Furthermore, the fact that not all (of HIV infected and in contact with Mycobacterium tuberculosis ) become ill with TB might mean that some (if not all) risk factors have protective alleles. For the latter, protective candidates should be found among the remaining hallmarks (1, 2 and 4), possibly acting in concert with each other. In support, we already reported some evidence suggesting that individuals who are high secretors of IFN-γ might be protected against TB in normal (HIV-negative) population [3].
Perhaps we can increase the number of listed hallmarks (Figure 1) by dividing some or adding new ones, should there be good arguments and evidence for it. It is reasonable to assume that new knowledge would increase the number of TB hallmarks in the future. If we draw a parallel with cancer, again, then certain facilitating and/or accelerating hallmarks are missing from the above list. For example, is it possible that the growing Mycobacterium tuberculosis within the macrophage might affect metabolism of fat, amino acids or carbohydrates (Hallmark no. 6 in Figure 1)? In addition, and as a speculative question, can Mycobacterium tuberculosis provoke secretion of some hormones or locally produced cytokines, which would, in turn, accelerate the establishment of other hallmarks of tuberculosis (Hallmark no. 7 in Figure 1)?

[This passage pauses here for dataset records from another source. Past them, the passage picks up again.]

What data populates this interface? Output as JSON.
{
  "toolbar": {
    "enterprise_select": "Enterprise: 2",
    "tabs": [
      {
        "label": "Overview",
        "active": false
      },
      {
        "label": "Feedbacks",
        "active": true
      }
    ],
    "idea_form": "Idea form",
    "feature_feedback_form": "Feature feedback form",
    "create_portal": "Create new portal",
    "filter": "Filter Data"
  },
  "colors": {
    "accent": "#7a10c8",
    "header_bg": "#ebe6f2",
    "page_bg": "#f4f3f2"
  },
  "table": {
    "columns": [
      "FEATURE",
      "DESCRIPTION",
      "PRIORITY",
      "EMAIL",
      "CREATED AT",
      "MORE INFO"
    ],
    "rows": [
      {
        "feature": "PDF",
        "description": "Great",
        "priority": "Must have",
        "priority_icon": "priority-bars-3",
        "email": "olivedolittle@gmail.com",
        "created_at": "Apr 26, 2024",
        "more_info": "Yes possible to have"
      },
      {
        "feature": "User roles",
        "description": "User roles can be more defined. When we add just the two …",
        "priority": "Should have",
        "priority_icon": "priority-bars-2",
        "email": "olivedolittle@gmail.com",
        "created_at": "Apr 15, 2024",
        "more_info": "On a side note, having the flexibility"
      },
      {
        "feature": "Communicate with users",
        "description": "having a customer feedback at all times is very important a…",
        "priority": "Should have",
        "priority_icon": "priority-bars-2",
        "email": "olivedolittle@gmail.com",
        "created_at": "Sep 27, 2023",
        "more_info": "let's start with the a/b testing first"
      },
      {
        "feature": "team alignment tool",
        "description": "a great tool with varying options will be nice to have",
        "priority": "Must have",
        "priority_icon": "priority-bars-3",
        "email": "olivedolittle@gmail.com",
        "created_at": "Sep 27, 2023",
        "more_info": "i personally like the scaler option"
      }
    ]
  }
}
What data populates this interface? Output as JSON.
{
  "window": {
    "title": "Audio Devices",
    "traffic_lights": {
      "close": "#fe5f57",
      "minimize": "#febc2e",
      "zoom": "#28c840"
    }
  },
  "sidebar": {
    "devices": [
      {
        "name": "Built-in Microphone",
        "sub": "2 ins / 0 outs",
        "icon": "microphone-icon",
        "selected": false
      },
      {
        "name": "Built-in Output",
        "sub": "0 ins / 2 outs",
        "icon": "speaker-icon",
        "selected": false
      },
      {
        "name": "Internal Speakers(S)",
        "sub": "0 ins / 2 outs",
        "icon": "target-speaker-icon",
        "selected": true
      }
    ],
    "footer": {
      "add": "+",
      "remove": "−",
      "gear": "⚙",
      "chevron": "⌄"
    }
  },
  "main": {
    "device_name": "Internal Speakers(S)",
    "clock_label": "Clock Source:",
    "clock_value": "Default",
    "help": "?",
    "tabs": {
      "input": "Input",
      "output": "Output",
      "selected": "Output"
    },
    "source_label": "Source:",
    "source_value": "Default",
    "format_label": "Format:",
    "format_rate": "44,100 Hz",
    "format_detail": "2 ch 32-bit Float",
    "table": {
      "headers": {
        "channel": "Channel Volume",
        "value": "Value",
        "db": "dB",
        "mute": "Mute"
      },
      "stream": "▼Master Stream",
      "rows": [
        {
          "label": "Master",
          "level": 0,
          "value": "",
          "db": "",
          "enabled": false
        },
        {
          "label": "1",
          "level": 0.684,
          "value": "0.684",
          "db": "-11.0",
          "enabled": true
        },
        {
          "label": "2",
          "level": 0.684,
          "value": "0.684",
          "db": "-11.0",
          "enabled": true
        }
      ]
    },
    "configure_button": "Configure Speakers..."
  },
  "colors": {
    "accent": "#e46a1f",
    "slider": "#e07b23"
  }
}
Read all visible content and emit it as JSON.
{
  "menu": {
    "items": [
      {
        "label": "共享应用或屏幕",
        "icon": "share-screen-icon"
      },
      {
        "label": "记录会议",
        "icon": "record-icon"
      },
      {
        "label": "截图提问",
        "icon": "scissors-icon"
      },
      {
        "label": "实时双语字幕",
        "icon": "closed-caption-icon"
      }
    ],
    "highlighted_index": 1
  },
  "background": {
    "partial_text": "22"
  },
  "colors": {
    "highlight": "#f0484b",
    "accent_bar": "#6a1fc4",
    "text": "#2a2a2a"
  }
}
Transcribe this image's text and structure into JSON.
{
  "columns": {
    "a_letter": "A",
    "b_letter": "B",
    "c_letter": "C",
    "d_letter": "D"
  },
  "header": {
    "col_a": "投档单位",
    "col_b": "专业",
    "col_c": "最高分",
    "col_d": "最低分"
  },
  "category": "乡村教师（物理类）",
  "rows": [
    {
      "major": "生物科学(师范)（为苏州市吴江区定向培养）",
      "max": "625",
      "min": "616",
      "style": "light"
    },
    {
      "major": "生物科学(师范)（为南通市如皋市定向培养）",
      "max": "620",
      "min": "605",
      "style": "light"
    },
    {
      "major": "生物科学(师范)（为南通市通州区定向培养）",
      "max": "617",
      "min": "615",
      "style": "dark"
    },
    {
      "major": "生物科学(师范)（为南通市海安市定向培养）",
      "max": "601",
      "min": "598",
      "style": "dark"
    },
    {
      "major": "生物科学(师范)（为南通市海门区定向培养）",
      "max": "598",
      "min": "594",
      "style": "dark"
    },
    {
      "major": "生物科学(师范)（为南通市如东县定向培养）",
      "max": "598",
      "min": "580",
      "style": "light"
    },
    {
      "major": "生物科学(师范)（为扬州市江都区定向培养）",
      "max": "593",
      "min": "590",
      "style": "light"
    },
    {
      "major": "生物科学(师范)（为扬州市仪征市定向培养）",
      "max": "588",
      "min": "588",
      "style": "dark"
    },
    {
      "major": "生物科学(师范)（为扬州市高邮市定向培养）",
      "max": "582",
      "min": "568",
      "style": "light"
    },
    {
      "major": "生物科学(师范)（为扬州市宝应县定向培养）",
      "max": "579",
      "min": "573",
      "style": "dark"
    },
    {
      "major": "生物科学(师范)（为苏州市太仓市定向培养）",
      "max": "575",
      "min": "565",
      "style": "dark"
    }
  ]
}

Consequently, we believe that it is important to study genetic risk factors for TB in every human subpopulation similarly as it is done for cancer, especially now that novel immunotherapies, have opened new ways to treatment of advanced cases.
In particular, nivolumab (pembrolizumab or pidilizumab; anti-PD1) and ipilimumab (anti-CTLA4) could be tried as they counter the hallmark that is supposedly shared with cancer- namely, avoidance of the immune attack. These immunotherapies have already shown their clinical relevance in treatment of metastasized melanoma or other immunogenic carcinomas. Perhaps, by better defining hallmarks of tuberculosis we could open possibilities for novel anti-TB therapies, besides the well-known antibiotic regimens, some that can help in fight against the resistant and multi-resistant Mycobacterium tuberculosis types.